Cash levels in portfolios have fallen to a 15-month low, according to one survey that suggests a thawing in investor sentiment even as the market enters its historically worst month.
As the Standard & Poor's 500 added another 2 percentage points in August to its 12 percent year-to-date gains, investors dropped cash levels to 18.1 percent of their portfolios, the lowest since May 2011, a poll from the American Association of Individual Investors showed.
The shuffling coincided with a 0.7 percentage point increase to stocks to 60.5 percent of total portfolios, and a 2 percentage point increase to bonds to 21.4 percent.
The moves represent respective four- and six-month highs and come as September, with its traditionally negative returns, looms. (Read More: Rough Path Ahead? September is Dow’s Worst Month)

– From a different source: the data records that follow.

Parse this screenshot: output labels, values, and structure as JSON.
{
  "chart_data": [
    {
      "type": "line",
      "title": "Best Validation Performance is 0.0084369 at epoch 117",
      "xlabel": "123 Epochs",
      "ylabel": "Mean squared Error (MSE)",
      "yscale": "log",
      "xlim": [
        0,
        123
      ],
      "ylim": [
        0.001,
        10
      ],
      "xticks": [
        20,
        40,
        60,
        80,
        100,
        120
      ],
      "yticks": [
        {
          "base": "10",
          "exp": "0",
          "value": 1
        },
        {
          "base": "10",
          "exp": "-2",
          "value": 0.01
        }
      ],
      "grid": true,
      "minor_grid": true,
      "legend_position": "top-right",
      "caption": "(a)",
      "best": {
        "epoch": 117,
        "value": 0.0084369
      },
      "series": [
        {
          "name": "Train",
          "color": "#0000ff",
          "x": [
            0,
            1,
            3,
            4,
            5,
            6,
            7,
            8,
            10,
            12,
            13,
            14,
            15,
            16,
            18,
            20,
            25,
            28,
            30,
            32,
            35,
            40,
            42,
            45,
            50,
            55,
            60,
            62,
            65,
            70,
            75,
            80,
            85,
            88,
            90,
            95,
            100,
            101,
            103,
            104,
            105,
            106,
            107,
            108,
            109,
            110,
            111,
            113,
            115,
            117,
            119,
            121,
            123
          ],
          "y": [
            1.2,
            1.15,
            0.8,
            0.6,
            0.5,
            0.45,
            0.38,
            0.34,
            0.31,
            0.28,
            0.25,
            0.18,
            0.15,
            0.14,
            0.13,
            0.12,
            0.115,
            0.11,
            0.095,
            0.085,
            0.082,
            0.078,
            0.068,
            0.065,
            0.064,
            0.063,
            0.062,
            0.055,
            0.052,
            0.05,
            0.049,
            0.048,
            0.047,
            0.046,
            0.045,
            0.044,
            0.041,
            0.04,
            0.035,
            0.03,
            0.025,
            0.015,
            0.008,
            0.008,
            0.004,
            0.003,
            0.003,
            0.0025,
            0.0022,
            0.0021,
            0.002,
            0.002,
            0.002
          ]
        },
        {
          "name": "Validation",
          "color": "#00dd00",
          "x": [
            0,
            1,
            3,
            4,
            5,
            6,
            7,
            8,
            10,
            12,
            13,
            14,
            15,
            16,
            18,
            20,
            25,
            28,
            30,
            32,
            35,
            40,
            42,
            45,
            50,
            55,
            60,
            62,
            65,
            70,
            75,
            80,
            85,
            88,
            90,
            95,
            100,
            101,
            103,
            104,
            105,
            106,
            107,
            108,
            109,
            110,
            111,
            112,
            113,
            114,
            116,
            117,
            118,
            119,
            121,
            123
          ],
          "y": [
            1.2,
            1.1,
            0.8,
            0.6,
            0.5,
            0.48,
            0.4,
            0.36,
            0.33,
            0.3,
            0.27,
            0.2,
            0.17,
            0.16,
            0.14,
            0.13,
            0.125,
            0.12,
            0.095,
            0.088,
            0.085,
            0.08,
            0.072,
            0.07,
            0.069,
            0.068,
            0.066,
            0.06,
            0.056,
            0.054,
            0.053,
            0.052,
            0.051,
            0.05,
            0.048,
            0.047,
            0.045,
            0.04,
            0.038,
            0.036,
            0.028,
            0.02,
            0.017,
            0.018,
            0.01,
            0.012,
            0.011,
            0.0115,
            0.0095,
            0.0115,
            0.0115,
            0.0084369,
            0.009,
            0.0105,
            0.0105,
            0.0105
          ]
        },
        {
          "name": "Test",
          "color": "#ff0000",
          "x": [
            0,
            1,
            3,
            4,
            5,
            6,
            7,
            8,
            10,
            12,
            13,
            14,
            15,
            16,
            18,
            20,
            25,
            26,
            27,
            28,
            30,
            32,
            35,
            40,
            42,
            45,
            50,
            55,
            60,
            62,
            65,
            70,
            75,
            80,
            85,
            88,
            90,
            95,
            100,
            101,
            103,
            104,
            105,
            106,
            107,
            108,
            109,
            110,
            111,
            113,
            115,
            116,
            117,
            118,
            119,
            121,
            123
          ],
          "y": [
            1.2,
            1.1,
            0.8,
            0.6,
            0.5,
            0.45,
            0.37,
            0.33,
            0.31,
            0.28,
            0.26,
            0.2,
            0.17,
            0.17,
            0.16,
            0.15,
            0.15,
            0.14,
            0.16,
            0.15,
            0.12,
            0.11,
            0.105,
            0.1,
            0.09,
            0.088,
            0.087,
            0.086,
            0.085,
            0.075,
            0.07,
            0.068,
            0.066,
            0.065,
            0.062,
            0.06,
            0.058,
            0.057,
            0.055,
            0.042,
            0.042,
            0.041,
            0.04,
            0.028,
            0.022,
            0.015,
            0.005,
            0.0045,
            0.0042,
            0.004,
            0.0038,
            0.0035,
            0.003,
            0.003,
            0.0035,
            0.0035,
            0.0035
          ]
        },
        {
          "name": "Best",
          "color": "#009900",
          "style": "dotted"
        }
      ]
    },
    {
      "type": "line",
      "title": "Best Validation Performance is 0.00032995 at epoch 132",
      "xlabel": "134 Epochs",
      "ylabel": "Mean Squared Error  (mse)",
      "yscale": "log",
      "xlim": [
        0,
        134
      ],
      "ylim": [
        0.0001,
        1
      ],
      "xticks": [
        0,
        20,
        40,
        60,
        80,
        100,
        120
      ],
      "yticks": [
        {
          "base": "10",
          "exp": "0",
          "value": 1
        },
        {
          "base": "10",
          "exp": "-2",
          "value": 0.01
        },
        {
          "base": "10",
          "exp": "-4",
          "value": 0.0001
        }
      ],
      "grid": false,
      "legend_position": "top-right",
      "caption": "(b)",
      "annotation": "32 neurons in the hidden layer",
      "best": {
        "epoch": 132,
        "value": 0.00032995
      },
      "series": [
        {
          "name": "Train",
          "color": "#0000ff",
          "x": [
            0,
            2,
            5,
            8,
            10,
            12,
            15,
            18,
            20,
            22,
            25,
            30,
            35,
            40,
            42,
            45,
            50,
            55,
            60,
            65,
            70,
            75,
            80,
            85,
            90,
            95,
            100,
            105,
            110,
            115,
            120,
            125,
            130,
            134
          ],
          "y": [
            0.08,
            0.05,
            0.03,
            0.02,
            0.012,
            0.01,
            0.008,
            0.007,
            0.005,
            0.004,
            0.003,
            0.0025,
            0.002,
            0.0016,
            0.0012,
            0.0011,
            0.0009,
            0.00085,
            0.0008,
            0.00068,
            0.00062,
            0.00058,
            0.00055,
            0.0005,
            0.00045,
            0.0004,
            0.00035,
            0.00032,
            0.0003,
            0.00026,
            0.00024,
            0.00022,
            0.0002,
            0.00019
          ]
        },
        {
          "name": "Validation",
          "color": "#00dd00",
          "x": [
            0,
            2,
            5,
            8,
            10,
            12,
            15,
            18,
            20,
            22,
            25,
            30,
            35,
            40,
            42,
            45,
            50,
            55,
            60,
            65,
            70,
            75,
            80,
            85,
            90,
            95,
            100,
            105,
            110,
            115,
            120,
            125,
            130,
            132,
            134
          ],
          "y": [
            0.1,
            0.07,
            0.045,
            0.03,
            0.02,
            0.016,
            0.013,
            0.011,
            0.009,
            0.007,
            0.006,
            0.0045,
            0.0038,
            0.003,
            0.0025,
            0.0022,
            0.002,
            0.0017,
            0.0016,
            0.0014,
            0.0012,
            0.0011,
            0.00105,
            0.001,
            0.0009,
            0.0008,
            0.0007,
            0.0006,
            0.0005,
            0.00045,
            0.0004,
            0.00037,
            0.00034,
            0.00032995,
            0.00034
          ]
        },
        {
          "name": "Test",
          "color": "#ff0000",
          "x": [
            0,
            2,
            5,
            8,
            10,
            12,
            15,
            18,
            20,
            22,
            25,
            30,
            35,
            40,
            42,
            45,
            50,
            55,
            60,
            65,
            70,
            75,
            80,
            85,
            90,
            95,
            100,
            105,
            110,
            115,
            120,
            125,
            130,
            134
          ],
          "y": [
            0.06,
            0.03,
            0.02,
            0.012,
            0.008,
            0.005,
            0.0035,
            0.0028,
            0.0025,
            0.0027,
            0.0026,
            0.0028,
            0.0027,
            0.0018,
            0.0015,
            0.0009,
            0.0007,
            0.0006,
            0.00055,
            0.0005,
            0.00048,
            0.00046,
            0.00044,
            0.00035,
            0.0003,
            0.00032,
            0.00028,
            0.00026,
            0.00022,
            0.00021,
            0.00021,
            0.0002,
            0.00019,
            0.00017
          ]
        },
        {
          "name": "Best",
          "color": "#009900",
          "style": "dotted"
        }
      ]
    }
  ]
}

"Equity allocations increased as short-term sentiment improved during the first three weeks of the month," Charles Rotblut, vice president at AAII and editor of the organization's journal, said in a statement.
The August action brought portfolios near the AAII historical averages of 60 percent to the stock market, 16 percent to bonds and 24 percent to cash.
"AAII members remain concerned about the pace of U.S. economic growth, the possibility of higher taxes and federal budget cuts in 2013, and the European sovereign debt crisis," Rotblut said. "They also remain frustrated with the low current yields and worry that interest rates could move higher in the future."
AAII's results have come under some scrutiny in the past for the methodology used to reach them, in particular because of the small sample size and composition of respondents. The survey, in fact, is often used, as are multiple other sentiment measures, as contrarian indicators of market direction.
Indeed, the AAII survey runs counter to behavior reported by organizations that track fund flows.
For instance, the Investment Company Institute, which helps the government follow money flow, reported outflows from stock-based mutual funds every week in August, with the most recent showing nearly $5.9 billion in outflows. Lippershowed just one week of inflows for August and outflows of $1.4 billion for the most recent period.
The ICI, though, has shown a slow but steady outflow from money market funds, where most investors keep cash. Money market cash fell to $2.55 trillion last week.
The AAII survey results, which are widely followed on Wall Street, thus came unexpected even to bullish market experts.
"I'm a little surprised. It doesn't show up in the fund flows," says Jim Paulsen, chief market strategist at Wells Capital Management in Minneapolis. "If the treatment mediawide and even among individuals starts to change a little bit, then people start to say rather than, 'Am I conserving enough in this high-risk world?' to "Am I missing out?"
The AAII poll comes at the same time as Bank of America Merrill Lynch reiterated that its own proprietary sentiment measuring-stick, the Sell Side Indicator, has reached pessimism levels not seen in 27 years.
But BofA views the high levels of fear as an opposite arrow, indicating that a huge rally could be on the way. The first 27-year low hit for August, which saw a 2 percent gain in the S&P 500.
"Given the contrarian nature of this indicator, we are encouraged by Wall Street’s lack of optimism and the fact that strategists are recommending that investors significantly underweight equities at 44.4 percent vs. a traditional long-term average benchmark weighting of 60-65 percent," Savita Subramanian, equity and quant strategist at BofA, said in a note to clients. "The indicator remains firmly in 'Buy' territory, a signal that it first flashed in May."
Over the course of time, stocks have rallied a median of 30 percent when the diffusion measure falls below 50, with a median gain of 30 percent. That would indicate an 1,831 on the S&P 500 12 months from now.
What's more, Subramanian said, is that stocks have never had a negative return at these Sell Side Indicator levels.